In partial fraction decomposition, linear factors are the simplest to work with. A linear factor is a polynomial factor of degree one, typically seen as something like \( ax + b \). In our exercise, we encountered the linear factor \( x \).
To address linear factors in partial fraction decomposition, you typically include a term for each linear factor. For \( x \), we simply add a term of the form \( \frac{A}{x} \). Here, \( A \) is a constant coefficient that would be determined if we were solving for specific values, but in this exercise, we won't find it.
When you have linear factors raised to a power, such as \((2x-5)^3\), it becomes slightly more complex. Each power level requires a separate fraction:

• \( \frac{B}{2x-5} \) for the factor itself,
• \( \frac{C}{(2x-5)^2} \) for the square,
• \( \frac{D}{(2x-5)^3} \) for the cube.

This approach ensures each part of the original denominator is represented in the partial fraction decomposition, which allows us to decompose the expression fully.

A quadratic factor is a polynomial of degree two. These factors can sometimes be reduced to simpler, linear factors if they have real roots. However, not all quadratic factors can be easily reduced.
In the exercise, we dealt with \((x^2 + 2x + 5)\). Since this expression does not factor into linear terms with real coefficients, it stands as a quadratic factor.
For each irreducible quadratic factor in the denominator, you include a partial fraction with a linear expression in the numerator. For example, due to \((x^2 + 2x + 5)^2\), you need to include:

• \( \frac{Ex+F}{x^2+2x+5} \)
• \( \frac{Gx+H}{(x^2+2x+5)^2} \)

The linear numerators \( Ex+F \) and \( Gx+H \) help capture any potential linear behavior present in the original rational function. This form accommodates parts of the function where a simple constant won't suffice.

An irreducible quadratic factor is a second-degree polynomial that cannot be factored further into linear terms over the real numbers. Its roots are complex.

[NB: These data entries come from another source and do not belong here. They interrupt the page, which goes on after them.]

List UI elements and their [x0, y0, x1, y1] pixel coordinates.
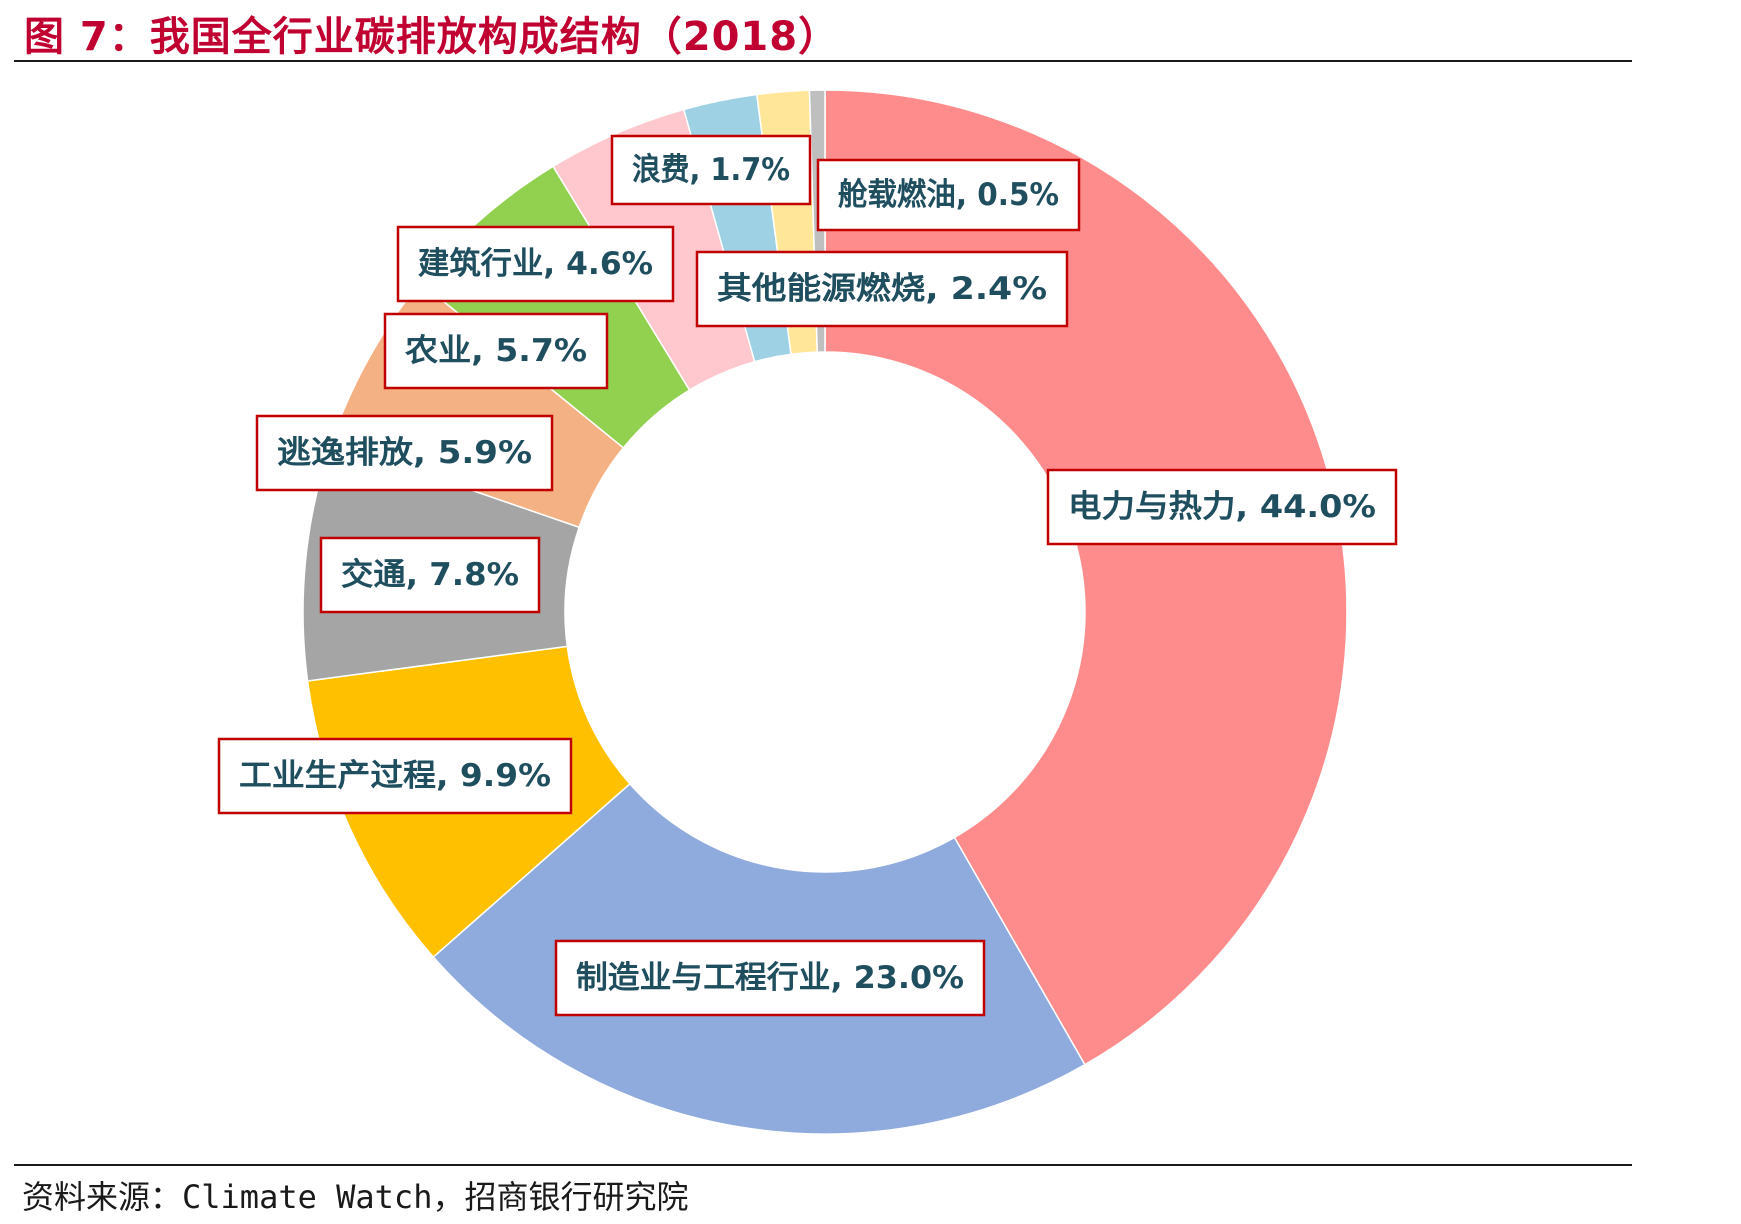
source-note: 资料来源：Climate Watch，招商银行研究院 — [22, 1178, 689, 1216]
source-divider — [14, 1164, 1632, 1166]
data-label-box-4 — [255, 414, 554, 492]
data-label-text-4: 逃逸排放, 5.9% — [277, 435, 532, 471]
data-label-box-2 — [217, 737, 573, 815]
data-label-box-3 — [319, 536, 541, 614]
data-label-text-9: 舱载燃油, 0.5% — [838, 177, 1059, 213]
data-label-3: 交通, 7.8% — [319, 536, 541, 614]
data-label-box-0 — [1046, 468, 1398, 546]
data-label-0: 电力与热力, 44.0% — [1046, 468, 1398, 546]
data-labels: 电力与热力, 44.0% 制造业与工程行业, 23.0% 工业生产过程, 9.9% 交… — [217, 134, 1398, 1017]
title-divider — [14, 60, 1632, 62]
data-label-9: 舱载燃油, 0.5% — [816, 158, 1081, 232]
data-label-8: 浪费, 1.7% — [610, 134, 812, 206]
data-label-text-6: 建筑行业, 4.6% — [418, 246, 653, 282]
donut-slice-0 — [824, 89, 1348, 1066]
data-label-2: 工业生产过程, 9.9% — [217, 737, 573, 815]
chart-title: 图 7：我国全行业碳排放构成结构（2018） — [24, 14, 840, 60]
data-label-4: 逃逸排放, 5.9% — [255, 414, 554, 492]
data-label-6: 建筑行业, 4.6% — [396, 225, 675, 303]
data-label-7: 其他能源燃烧, 2.4% — [695, 250, 1069, 328]
data-label-text-5: 农业, 5.7% — [405, 333, 587, 369]
data-label-text-3: 交通, 7.8% — [341, 557, 519, 593]
data-label-box-5 — [383, 312, 609, 390]
data-label-box-9 — [816, 158, 1081, 232]
data-label-box-6 — [396, 225, 675, 303]
data-label-text-7: 其他能源燃烧, 2.4% — [717, 271, 1047, 307]
data-label-text-2: 工业生产过程, 9.9% — [239, 758, 551, 794]
data-label-text-0: 电力与热力, 44.0% — [1068, 489, 1376, 525]
data-label-box-8 — [610, 134, 812, 206]
data-label-5: 农业, 5.7% — [383, 312, 609, 390]
data-label-text-8: 浪费, 1.7% — [632, 152, 790, 188]
data-label-box-1 — [554, 939, 986, 1017]
data-label-text-1: 制造业与工程行业, 23.0% — [576, 960, 964, 996]
data-label-1: 制造业与工程行业, 23.0% — [554, 939, 986, 1017]
data-label-box-7 — [695, 250, 1069, 328]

In the exercise, \( x^2 + 2x + 5 \) serves as an example of an irreducible quadratic factor.
When dealing with irreducible quadratics in partial fraction decomposition, each one requires a fraction that uses a linear expression in the numerator. This is because the irreducible nature indicates more complexity in the factor. For the term \( x^2 + 2x + 5 \), our decomposition will look like this:

• \( \frac{Ex+F}{x^2+2x+5} \)
• \( \frac{Gx+H}{(x^2+2x+5)^2} \)

The linear terms \( Ex+F \) and \( Gx+H \) ensure we can account for first-degree components that might be present in the numerator of the original fraction. These are essential steps to provide a complete decomposition.